For years, Siri has been the weakest link in Apple’s ecosystem. While competitors like ChatGPT and Gemini raced ahead, Siri often stumbled with even simple requests. Now, Apple may finally have a plan to change that, and the secret lies in a hidden project called Veritas.
Veritas isn’t a product Apple plans to launch. Instead, it’s an internal iPhone app built by Apple’s AI division to test the next version of Siri. Think of it as a sandbox where engineers can push Siri’s new abilities without waiting for major iOS updates.

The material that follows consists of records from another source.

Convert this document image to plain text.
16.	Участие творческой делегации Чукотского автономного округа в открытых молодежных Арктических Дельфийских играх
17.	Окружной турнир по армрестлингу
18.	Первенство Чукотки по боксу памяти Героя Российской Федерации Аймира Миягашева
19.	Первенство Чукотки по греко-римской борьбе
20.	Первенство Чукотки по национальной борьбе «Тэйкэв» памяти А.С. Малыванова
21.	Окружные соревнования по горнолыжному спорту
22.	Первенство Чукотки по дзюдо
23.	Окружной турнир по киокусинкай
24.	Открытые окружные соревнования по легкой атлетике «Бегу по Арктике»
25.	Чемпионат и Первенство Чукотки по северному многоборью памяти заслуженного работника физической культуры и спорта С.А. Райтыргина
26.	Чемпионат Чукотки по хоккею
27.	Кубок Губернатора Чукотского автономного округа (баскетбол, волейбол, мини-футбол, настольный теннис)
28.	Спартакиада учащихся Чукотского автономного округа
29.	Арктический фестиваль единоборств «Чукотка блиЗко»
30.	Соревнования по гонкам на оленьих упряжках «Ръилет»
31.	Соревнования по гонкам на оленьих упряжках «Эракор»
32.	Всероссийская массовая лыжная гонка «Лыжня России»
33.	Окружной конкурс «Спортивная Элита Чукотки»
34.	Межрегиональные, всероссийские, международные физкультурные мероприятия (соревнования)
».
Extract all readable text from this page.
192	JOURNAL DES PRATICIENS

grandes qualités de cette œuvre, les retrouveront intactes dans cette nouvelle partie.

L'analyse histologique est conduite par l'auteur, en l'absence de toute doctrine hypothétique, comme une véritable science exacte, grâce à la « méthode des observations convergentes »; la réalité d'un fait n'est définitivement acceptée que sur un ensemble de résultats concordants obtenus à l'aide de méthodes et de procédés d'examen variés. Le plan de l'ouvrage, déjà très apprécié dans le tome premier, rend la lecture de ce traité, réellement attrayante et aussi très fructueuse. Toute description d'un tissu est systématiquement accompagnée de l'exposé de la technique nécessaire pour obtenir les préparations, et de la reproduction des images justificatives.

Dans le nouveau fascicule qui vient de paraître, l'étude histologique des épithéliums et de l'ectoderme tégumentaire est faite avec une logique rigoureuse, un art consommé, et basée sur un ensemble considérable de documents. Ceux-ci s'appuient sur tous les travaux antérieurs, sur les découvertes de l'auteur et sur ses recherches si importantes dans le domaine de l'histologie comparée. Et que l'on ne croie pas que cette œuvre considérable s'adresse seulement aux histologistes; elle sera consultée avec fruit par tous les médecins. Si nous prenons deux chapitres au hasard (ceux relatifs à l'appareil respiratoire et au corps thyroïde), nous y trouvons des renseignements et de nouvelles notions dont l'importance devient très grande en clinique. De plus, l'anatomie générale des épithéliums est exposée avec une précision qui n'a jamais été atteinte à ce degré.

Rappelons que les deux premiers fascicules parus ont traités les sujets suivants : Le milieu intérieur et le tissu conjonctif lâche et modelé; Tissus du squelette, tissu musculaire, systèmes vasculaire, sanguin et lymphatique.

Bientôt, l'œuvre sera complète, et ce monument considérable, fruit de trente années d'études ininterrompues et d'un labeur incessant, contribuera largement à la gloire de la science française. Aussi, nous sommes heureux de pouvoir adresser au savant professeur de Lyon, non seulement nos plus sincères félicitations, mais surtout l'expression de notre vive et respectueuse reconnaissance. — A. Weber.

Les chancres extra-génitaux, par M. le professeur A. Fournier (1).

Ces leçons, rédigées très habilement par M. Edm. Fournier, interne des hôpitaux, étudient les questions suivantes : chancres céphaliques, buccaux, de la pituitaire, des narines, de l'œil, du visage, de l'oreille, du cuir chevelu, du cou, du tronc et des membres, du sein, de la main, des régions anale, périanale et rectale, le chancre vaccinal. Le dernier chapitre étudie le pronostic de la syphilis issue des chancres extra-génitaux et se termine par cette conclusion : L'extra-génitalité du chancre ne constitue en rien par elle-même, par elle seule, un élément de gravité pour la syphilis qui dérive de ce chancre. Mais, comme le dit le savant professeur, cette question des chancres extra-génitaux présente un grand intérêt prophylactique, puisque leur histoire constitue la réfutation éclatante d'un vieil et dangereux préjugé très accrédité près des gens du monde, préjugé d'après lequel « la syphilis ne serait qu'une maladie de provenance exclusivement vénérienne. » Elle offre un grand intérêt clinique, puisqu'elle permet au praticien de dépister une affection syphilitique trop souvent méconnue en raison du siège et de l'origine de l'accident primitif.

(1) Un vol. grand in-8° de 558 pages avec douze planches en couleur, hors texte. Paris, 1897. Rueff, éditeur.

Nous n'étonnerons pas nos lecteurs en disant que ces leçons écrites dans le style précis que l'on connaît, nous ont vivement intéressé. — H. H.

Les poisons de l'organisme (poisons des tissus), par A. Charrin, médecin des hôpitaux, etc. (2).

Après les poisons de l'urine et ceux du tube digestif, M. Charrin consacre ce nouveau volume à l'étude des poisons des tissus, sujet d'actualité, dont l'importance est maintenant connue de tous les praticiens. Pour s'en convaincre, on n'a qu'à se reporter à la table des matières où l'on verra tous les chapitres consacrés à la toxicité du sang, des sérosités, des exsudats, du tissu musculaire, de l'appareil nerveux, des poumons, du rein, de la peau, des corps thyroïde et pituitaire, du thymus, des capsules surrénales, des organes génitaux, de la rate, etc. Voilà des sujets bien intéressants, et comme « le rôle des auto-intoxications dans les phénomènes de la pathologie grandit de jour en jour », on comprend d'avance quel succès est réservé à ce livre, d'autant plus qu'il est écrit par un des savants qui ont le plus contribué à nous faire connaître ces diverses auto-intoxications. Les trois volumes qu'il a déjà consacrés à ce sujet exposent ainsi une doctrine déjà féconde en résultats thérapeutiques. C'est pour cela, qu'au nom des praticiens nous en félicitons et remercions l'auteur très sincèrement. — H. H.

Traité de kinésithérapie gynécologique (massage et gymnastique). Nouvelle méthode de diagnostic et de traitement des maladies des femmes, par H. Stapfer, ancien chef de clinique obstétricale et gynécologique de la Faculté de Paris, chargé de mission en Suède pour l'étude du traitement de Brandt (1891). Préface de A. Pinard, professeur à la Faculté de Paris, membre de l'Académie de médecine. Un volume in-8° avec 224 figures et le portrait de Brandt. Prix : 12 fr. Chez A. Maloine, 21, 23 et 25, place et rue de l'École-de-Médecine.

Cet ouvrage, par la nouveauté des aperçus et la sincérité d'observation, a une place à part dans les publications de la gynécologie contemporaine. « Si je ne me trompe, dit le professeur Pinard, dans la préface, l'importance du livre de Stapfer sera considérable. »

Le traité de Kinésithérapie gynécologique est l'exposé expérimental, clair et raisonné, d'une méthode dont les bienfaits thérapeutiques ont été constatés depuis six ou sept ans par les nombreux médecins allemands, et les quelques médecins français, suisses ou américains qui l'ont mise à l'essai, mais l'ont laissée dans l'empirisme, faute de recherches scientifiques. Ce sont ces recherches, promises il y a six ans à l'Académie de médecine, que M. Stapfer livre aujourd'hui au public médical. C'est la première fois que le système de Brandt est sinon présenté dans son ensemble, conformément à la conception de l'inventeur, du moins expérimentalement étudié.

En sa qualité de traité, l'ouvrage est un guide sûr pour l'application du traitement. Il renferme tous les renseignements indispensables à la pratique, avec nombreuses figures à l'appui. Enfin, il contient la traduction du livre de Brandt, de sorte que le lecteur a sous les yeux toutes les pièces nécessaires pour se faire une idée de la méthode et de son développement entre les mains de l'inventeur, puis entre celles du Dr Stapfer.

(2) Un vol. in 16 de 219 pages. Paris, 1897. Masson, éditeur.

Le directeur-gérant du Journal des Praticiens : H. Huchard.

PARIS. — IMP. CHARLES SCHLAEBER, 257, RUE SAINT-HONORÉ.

The app lets them run experiments in real conversations, reference past chats, and see how well Siri handles private data like emails, texts, or photos.
Unlike today’s Siri, Veritas works more like ChatGPT. It supports longer back-and-forth conversations, follow-up questions, and contextual awareness. Engineers are even using it to test if Siri can complete in-app tasks like cropping a photo, starting a playlist, or summarizing emails. Apple believes this approach will help it avoid the reliability failures that delayed Siri’s big relaunch multiple times.
Behind Veritas is a bigger shift in Apple’s AI game plan. The company is running a two-track approach: one system, called Linwood, relies on Apple’s in-house large language models. Another, Glenwood, tests models from external partners like Google. This gives Apple the flexibility to compare performance, speed, and privacy trade-offs before deciding which path to take.
Talks with Google about integrating a custom version of Gemini are ongoing, while Apple has also explored options with OpenAI and Anthropic. By running everything through Veritas, Apple can stress-test both its own models and third-party ones without exposing half-baked features to the public.
Apple originally wanted the new Siri ready in 2024, but internal tests showed the system failed about a third of the time. That disaster forced Apple to delay its plans, reshuffle leadership, and rethink its entire AI strategy. Former Siri chief John Giannandrea was sidelined, Mike Rockwell (from the Vision Pro team) was put in charge, and longtime Siri leader Robby Walker left to form the Answers, Knowledge & Information (AKI) team, which is now building new AI-powered search features.
Even with those setbacks, Apple is pushing forward. The redesigned Siri is now expected as early as March 2026, alongside iOS 26.4. Before that, Apple is planning a new visual look for Siri, coming in 2025, along with expanded AI features across the iPhone, iPad, Macs, and even smart home devices.
If Apple gets it right, the new Siri won’t just set timers or answer trivia. It will understand what’s on your screen, follow complex conversations, and complete one-shot tasks inside apps. Instead of users navigating menus, Siri could crop an image, queue a playlist, or fetch detailed answers directly from Apple’s own AKI system.
The real test, however, isn’t how natural Siri sounds, it’s whether it works reliably. Apple knows that if the assistant fails even occasionally, users will abandon it. That’s why Veritas exists: to pressure-test every feature until it can stand up to daily use.